I can provide the relevant location /browser/ and location /cool/ blocks if needed.

What I tried

• Verified richdocuments config (WOPI URLs, allowlist) and guests app is enabled (though that doesn’t seem to be linked).

• Added internal Docker IPs to Nextcloud trusted_domains / trusted_proxies.

• Tested with external Collabora (office.domain) and with built-in CODE — same issue.

• Adjusted nginx CSP to be permissive for office.domain and cloud.domain (to rule out CSP), cleared browser cache, tested in incognito.

• Confirmed Nextcloud still sends CSP headers; investigated using more_set_headers (nginx-extras) to override, but nginx-extras cannot be installed on this host due to held/broken package dependencies.

• Confirmed WOPI requests succeed (no 401/403, no “host not authorized” errors), and WebSocket upgrade succeeds (101)

• Ensured Collabora container had persisted folders mapped (/etc/coolwsd, /var/lib/collabora/data), set ownership to Collabora UID, copied coolwsd.xml into mapped folder.

• Observed Collabora 404s for /browser/<hash>/images/... and many CSP/script blocks in the browser console.

• Restarted services/containers multiple times and verified logs.

Open questions / things to confirm

1. Anonymous public-link users can edit documents, but the editor menu/toolbar is broken (built-in CODE and external Collabora).
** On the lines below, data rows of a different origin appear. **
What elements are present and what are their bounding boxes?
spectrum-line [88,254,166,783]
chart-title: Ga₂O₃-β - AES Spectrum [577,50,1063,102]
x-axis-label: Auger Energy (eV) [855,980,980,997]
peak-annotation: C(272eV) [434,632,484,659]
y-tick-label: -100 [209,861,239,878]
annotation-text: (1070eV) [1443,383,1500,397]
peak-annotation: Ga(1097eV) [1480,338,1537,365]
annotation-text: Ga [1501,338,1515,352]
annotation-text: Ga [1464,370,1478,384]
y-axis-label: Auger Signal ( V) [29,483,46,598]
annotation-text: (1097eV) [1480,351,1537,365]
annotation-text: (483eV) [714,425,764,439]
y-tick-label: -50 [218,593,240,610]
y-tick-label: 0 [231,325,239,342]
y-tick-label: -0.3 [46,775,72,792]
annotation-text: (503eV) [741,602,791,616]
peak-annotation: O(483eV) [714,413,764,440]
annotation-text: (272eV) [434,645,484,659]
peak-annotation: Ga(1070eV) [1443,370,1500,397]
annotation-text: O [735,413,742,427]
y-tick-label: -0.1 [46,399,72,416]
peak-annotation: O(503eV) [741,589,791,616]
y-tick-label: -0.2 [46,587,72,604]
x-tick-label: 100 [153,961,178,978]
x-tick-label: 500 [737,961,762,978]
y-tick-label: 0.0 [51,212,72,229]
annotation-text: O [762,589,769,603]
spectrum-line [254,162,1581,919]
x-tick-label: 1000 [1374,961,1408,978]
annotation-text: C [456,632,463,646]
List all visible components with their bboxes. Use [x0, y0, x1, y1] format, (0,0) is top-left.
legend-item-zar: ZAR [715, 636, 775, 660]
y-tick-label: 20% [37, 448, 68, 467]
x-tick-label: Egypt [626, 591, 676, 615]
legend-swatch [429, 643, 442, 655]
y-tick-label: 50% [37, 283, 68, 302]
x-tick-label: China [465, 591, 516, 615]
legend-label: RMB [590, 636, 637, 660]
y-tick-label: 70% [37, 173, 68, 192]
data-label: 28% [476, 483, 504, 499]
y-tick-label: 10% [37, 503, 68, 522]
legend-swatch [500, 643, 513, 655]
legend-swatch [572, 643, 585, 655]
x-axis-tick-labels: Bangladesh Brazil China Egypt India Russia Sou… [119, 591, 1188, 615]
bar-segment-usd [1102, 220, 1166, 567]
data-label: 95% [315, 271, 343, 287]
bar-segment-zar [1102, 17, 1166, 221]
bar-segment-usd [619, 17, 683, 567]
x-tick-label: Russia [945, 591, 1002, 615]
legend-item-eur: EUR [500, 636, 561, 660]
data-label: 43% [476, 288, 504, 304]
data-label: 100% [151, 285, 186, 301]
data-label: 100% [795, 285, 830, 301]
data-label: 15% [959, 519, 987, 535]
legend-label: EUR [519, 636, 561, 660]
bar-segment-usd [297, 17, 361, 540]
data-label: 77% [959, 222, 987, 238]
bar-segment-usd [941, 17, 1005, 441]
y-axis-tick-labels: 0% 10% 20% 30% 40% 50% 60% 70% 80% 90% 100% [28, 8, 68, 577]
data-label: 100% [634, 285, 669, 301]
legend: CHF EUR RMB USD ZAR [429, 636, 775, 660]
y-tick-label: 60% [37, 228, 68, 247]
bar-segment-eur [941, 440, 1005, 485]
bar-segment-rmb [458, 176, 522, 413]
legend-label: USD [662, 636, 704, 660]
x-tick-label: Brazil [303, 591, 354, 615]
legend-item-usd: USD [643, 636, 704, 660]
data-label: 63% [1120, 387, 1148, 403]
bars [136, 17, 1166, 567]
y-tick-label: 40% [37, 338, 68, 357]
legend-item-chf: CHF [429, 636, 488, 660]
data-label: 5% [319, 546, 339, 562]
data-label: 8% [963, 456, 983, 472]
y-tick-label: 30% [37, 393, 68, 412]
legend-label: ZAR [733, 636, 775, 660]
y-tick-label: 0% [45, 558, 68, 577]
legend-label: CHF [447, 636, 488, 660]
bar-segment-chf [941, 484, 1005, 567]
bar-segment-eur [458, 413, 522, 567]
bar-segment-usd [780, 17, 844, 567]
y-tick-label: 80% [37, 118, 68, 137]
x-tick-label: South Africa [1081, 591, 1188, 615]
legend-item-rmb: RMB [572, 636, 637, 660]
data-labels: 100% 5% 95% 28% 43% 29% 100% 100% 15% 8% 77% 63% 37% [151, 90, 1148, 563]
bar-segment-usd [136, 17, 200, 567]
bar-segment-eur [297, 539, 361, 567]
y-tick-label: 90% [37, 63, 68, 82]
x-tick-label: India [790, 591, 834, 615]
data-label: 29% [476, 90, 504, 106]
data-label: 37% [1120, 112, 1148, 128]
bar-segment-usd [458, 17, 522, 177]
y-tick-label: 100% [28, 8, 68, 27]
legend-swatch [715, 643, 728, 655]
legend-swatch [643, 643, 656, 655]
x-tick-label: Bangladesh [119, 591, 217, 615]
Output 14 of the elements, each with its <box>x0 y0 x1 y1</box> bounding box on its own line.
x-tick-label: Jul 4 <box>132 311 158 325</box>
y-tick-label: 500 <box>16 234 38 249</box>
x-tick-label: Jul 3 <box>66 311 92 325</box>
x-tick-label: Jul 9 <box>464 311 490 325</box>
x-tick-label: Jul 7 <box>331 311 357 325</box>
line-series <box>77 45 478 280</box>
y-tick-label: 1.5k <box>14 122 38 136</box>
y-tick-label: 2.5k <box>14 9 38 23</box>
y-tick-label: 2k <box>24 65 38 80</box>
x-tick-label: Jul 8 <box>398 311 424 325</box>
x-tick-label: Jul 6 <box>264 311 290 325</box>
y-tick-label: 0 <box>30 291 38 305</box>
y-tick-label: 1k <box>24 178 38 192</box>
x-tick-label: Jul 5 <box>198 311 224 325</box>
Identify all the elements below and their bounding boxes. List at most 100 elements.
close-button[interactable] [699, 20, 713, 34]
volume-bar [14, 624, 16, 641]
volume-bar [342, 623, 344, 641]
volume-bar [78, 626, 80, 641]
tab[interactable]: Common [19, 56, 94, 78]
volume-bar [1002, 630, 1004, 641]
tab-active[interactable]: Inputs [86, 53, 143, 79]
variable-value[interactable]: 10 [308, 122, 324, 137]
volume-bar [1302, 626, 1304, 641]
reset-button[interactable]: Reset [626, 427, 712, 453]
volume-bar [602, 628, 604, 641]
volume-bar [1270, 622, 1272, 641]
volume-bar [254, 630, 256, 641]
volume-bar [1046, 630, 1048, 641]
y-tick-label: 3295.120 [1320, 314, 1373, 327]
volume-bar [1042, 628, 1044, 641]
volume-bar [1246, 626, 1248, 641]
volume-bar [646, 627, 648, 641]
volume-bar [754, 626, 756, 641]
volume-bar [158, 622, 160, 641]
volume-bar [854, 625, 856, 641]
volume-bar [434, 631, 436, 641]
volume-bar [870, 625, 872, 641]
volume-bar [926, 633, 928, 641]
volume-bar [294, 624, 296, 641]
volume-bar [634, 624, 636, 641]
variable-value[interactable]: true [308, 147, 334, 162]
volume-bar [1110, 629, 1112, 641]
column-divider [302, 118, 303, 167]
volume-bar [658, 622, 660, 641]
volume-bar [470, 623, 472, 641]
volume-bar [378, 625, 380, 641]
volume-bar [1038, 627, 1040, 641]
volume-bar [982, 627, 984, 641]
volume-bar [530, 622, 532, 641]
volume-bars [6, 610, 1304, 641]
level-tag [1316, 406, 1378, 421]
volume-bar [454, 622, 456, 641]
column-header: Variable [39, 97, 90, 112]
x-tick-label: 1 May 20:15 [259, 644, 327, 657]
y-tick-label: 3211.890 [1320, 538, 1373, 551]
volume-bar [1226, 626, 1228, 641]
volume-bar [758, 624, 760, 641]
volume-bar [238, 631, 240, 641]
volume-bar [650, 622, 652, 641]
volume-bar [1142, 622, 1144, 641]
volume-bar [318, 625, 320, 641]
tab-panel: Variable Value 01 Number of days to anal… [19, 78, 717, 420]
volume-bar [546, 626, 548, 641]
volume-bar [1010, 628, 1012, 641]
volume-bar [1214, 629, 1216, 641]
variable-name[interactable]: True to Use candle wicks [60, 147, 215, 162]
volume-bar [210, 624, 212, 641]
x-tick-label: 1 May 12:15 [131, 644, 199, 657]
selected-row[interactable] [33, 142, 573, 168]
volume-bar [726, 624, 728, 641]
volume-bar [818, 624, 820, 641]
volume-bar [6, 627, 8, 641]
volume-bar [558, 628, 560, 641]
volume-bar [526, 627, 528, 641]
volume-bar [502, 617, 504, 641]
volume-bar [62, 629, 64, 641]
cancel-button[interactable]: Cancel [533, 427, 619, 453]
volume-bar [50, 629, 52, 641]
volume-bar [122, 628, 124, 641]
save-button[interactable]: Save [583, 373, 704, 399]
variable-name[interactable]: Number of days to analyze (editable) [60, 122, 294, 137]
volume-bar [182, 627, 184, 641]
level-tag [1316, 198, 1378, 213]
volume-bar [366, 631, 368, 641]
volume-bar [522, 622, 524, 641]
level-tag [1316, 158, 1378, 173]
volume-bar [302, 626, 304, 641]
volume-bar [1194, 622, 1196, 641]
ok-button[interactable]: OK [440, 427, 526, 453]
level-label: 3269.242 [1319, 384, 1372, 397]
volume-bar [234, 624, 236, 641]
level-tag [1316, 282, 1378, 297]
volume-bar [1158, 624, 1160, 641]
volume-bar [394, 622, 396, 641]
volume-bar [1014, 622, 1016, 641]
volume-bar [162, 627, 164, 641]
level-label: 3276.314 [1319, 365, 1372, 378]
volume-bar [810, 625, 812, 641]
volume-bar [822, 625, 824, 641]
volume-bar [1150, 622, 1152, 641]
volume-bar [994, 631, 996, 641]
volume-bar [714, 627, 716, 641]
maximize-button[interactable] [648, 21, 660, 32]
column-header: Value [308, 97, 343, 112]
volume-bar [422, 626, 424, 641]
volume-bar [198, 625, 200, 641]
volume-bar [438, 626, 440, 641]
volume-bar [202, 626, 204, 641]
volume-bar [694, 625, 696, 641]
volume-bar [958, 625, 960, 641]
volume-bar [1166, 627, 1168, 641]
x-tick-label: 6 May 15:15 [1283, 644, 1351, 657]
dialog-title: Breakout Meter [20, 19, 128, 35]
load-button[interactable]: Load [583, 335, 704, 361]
Console shows GuestNamePicker.vue TypeError and CSP/script 404s.Could this be caused by a change in richdocuments, richdocumentscode, or Nextcloud core? Any known workaround or patch?
2. CSP & proxy: With nginx as reverse proxy, should CSP be adjusted in nginx or perhaps in Nextcloud/Apache config? Is more_set_headers + nginx-extras required, or can Nextcloud itself emit headers allowing office.domain + blob: + data:? (IF this is part of the problem!)
3. WOPI host list: What exactly should go in Collabora <wopi> alias_groups and Nextcloud wopi_allowlist for:

   • Public hosts (cloud.domain, office.domain)

   • Docker internal IPs (172.19.0.5 / 172.19.0.6 / 172.19.0.0/16)
     Should both https://cloud.domain and https://cloud.domain:443 be listed?

4. Is the GuestNamePicker.vue TypeError a known issue with anonymous guests missing a required DOM/JS value?

Thanks in advance for any and all clarity you can provide!

Is that really your full richdocuments config (output of occ config:list richdocuments)
?

Are you being promoted to get a guest name when you visit the public share?